The Seven Wonders of the Lunch Bunch
Some time back, a local paper came out with a survey seeking local opinions in regard to the Seven Wonders of Southeast Texas. A couple weeks back, the results came out, but the survey had been redirected to the wonders of South and Mid County, which was fine. They did a superb job.
Now, every Tuesday noon, I lunch with a dozen or so gentlemen, all learned and respected, and who collectively possess over a thousand years of familiarity with Southeast Texas.
So, when the original survey questions came out, we decided to do our own survey on the Wonders of Southeast Texas.

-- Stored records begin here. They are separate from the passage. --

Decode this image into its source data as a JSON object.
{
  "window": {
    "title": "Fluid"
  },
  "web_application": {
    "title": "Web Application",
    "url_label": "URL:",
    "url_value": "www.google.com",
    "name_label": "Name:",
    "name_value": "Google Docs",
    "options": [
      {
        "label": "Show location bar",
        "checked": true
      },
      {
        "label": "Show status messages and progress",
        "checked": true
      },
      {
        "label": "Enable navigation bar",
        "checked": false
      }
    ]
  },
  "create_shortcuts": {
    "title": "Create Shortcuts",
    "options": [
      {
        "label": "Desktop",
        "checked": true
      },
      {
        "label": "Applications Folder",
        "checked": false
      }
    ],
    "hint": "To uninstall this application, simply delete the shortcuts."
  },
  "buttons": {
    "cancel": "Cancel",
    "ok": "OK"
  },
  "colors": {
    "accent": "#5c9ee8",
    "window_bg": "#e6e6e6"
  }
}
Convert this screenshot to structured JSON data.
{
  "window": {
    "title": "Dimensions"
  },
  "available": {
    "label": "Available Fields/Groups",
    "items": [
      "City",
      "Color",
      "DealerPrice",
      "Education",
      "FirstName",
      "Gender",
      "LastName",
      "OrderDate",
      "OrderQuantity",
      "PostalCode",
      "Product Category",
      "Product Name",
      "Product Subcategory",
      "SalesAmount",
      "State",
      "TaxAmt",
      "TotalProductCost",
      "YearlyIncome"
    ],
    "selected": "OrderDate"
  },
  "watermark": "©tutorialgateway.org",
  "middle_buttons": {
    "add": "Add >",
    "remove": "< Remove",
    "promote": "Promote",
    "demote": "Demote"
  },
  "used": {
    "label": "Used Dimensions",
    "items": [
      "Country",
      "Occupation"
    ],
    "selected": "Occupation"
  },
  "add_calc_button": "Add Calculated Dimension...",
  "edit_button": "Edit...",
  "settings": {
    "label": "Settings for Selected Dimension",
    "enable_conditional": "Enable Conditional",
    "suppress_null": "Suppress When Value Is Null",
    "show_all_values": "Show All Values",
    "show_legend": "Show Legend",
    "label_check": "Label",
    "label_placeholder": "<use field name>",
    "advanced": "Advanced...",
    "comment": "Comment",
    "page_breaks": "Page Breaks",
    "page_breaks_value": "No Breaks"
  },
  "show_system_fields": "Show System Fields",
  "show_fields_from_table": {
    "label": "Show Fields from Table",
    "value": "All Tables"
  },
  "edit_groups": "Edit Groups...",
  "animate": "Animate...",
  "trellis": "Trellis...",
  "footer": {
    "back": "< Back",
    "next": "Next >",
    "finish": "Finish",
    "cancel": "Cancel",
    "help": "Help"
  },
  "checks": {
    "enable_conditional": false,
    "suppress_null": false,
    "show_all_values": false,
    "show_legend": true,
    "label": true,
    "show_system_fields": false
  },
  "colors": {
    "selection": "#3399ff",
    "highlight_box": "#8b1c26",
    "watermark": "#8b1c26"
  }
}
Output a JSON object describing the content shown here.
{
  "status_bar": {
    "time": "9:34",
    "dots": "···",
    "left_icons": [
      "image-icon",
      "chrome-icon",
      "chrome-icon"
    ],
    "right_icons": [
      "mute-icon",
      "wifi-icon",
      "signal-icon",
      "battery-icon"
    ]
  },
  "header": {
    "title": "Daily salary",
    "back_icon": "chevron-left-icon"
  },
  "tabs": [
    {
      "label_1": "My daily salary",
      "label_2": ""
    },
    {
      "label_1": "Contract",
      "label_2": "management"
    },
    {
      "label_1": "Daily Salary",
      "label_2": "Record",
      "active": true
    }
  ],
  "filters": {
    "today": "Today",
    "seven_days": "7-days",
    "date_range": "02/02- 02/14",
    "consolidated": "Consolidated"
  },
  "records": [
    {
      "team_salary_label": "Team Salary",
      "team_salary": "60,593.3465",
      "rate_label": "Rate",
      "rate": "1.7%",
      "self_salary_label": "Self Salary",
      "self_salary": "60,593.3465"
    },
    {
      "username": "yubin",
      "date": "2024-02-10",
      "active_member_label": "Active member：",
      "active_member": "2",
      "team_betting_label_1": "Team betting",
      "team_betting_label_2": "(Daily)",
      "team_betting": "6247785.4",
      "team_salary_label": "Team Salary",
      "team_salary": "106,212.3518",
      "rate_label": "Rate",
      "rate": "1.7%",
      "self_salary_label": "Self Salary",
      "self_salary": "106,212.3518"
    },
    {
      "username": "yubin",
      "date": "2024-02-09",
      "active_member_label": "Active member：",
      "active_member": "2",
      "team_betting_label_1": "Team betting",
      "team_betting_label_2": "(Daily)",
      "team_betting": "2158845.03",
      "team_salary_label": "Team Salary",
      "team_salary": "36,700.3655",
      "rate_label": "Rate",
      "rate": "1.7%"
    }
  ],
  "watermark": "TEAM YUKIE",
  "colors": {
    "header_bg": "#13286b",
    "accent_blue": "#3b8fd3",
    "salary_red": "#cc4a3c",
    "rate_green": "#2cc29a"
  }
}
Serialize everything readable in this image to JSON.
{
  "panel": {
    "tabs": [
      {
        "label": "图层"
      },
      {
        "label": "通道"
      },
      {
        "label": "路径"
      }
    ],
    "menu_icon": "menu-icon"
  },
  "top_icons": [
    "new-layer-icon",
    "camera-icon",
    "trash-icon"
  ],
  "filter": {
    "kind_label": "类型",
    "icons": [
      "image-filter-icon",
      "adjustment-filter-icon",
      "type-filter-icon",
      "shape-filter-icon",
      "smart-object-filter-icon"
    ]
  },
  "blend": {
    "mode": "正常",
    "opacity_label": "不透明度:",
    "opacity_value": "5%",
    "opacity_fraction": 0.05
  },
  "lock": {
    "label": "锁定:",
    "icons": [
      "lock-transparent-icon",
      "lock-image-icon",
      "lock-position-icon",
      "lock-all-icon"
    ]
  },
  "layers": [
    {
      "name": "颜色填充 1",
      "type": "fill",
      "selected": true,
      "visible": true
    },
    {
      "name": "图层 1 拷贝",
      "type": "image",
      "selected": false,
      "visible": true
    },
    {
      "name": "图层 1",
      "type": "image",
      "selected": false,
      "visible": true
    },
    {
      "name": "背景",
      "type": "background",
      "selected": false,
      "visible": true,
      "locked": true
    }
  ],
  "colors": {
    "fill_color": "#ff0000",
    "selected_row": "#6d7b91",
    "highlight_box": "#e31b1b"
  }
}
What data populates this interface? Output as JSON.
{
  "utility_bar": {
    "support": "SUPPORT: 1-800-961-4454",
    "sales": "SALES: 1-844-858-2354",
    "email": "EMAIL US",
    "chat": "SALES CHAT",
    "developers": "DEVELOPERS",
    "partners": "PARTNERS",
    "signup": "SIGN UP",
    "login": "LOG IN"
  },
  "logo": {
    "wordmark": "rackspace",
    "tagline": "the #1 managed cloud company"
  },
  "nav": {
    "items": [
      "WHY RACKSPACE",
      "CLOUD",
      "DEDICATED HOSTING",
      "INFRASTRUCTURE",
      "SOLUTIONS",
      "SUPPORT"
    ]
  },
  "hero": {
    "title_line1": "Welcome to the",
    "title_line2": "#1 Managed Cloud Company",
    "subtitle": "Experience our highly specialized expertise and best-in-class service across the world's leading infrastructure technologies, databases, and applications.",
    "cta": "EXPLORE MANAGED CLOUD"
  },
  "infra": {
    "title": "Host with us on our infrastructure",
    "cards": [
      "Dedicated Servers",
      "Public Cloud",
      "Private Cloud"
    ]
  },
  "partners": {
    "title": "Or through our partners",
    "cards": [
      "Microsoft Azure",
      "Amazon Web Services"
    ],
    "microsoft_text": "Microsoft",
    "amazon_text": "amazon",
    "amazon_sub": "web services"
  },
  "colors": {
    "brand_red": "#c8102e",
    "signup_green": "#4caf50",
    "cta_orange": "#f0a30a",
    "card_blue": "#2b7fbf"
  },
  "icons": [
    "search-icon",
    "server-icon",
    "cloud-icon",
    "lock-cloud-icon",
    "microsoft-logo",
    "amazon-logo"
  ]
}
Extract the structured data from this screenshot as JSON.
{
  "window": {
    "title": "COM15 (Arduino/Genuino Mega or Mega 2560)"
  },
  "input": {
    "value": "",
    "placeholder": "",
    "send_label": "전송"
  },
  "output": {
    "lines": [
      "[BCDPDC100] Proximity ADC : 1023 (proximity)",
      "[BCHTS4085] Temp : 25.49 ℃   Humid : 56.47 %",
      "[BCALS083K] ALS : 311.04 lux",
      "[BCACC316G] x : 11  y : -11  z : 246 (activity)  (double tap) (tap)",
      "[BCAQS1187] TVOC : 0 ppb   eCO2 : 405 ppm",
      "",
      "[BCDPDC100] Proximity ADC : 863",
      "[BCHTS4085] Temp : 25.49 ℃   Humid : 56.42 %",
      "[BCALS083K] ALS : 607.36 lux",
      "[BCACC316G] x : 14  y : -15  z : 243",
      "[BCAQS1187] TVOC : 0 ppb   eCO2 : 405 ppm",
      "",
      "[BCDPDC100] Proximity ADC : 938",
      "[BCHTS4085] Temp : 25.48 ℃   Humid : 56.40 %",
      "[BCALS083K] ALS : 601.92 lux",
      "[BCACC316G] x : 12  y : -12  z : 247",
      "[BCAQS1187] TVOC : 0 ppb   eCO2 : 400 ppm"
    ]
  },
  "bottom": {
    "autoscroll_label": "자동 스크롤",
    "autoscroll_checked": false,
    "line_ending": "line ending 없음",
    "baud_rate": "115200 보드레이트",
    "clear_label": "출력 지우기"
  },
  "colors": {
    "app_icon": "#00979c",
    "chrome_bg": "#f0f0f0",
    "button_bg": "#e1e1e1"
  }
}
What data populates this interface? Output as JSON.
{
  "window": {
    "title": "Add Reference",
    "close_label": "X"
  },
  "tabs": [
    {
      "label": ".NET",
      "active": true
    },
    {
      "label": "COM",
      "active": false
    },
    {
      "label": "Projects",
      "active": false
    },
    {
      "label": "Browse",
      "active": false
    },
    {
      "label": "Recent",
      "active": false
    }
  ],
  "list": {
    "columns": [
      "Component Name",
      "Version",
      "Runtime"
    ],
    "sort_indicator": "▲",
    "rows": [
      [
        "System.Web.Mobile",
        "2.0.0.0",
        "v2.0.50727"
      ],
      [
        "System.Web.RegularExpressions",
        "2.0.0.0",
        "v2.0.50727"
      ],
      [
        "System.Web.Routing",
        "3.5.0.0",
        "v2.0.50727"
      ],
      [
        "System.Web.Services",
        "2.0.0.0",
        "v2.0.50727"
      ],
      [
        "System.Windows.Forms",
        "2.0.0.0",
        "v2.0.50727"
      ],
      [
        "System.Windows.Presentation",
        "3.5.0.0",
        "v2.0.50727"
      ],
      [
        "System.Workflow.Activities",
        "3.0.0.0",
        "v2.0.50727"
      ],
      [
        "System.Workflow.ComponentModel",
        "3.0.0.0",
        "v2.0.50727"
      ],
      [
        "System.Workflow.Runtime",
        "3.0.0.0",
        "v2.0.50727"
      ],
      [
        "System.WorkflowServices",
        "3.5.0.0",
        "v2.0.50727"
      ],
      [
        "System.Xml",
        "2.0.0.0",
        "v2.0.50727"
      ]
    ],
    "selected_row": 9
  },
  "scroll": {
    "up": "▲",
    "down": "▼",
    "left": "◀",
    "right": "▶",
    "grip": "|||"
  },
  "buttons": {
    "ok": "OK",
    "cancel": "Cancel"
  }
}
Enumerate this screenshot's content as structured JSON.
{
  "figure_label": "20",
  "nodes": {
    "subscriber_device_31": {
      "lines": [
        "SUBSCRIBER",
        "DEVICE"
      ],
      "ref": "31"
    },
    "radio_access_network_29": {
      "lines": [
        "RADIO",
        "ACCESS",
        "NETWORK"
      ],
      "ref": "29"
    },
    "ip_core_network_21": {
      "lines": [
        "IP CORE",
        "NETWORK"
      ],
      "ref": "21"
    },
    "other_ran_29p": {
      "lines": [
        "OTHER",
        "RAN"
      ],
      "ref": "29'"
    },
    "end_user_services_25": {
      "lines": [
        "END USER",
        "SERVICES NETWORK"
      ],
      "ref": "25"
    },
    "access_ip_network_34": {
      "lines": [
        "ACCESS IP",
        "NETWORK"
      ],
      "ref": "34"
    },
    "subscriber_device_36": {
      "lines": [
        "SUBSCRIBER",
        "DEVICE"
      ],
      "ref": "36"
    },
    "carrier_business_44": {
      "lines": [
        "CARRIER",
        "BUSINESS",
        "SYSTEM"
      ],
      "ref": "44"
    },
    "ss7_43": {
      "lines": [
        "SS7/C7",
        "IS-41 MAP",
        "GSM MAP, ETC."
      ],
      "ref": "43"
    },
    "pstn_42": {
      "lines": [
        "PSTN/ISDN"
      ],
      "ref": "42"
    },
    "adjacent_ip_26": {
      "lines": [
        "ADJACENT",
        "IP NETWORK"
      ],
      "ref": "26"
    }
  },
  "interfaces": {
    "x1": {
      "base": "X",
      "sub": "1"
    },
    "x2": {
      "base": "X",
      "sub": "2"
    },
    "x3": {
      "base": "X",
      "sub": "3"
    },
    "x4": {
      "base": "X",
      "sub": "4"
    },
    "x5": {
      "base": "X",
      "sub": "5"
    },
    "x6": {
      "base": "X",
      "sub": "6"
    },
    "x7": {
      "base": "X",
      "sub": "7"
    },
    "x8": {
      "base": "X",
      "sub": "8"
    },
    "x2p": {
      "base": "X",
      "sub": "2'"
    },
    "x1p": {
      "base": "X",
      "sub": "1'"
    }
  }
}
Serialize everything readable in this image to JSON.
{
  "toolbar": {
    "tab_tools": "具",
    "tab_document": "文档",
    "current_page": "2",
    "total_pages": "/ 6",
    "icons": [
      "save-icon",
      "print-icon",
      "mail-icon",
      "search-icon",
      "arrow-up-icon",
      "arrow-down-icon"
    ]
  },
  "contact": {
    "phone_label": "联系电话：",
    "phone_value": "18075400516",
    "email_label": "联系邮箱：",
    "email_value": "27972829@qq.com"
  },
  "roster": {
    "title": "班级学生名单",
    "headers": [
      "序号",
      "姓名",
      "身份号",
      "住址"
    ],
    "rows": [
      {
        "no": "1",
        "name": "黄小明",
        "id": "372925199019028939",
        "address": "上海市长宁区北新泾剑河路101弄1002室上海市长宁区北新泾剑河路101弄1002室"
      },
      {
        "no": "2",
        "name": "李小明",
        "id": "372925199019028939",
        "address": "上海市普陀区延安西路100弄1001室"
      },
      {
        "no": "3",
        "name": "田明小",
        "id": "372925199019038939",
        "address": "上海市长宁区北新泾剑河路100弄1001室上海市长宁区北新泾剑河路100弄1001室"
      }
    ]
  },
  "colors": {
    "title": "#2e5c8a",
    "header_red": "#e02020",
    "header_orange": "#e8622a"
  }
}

Of course, getting twelve knowledgeable and somewhat opinionated men to focus on one subject was kind of, sort of like herding cats. At any given time around our table, half-a-dozen diverse conversations are taking place, ranging from the kind of bait used on giant muskies in Minnesota to the type of stone that was used in the Great Wall of China.
When studying the original survey, one very perceptive gentleman, a Ph.D in Chemistry, chuckled. “This looks more like the Wonders of South County than Southeast Texas.”
Dumb me. I’d paid no attention. When I reread the list, the northernmost attraction was Gladys City and/or the waterfront.
Still, we gave it a shot.
All in all, however, our team of single-minded, purposeful thoroughbreds managed to stay in its traces long enough to come up with its own results, the Tuesday Lunch Bunch’s selections of the Seven Wonders of Southeast Texas.
The one venue selected by all who responded was Gladys City, the general consensus being that it is a symbol of the beginning of the petrochemical revolution and the booming growth of our area.
Number two was the Sabine Pass Battleground for the role it played in preventing the federal invasion of Southeast Texas.
Next came Pleasure Island of old with its great wooden roller coaster, the dance pavilion, and the vast entertainment venues available.
The petrochemical complex of SE Texas was number four while number five was specifically the rubber plant in Port Neches, which was instrumental in the manufacture of synthetic rubber during WWII.
Sixth was Nederland’s Dutch windmill, symbol of the proud history of the Dutch in Nederland.
Seventh place was an appropriate tie between the Cajun House in Nederland and the Maison de Solieu in Port Neches.
Other nominations were the Wild Life Refuge and Shangri La. Then one of our unruly group nominated the ‘One Way Bridge’ at Silsbee. Seems like back in the days of the Model A, a single lane wooden bridge some two hundred feet long spanned Village Creek just south of Silsbee, ending at the base of the hill outside the city. One night, a handful of boys bound for Beaumont in an old Model A sat on top of the hill, watching a vehicle approach from the far side.
Being high school seniors and knowing they would live forever, they threw caution to the wind and tried to beat the other car.
Unfortunately, it was a tie. Oh, they made it past, but not before crumpling fenders on either side of the Model A.
Another one of our rascals nominated Twin Lakes, once northeast if the old South Park Drive In. Since this is a family paper, I can’t give you his reasons for suggesting it, although he said everyone over sixty will know why.
The Interurban was mentioned, as were some of the questionably reputable hotels in Beaumont and Port Arthur. I could see my little group was getting carried away with itself, so I called a halt to the proceedings.
Still, the results of almost twelve hundred years of Southeast Texas experience is something not to be taken lightly. Right?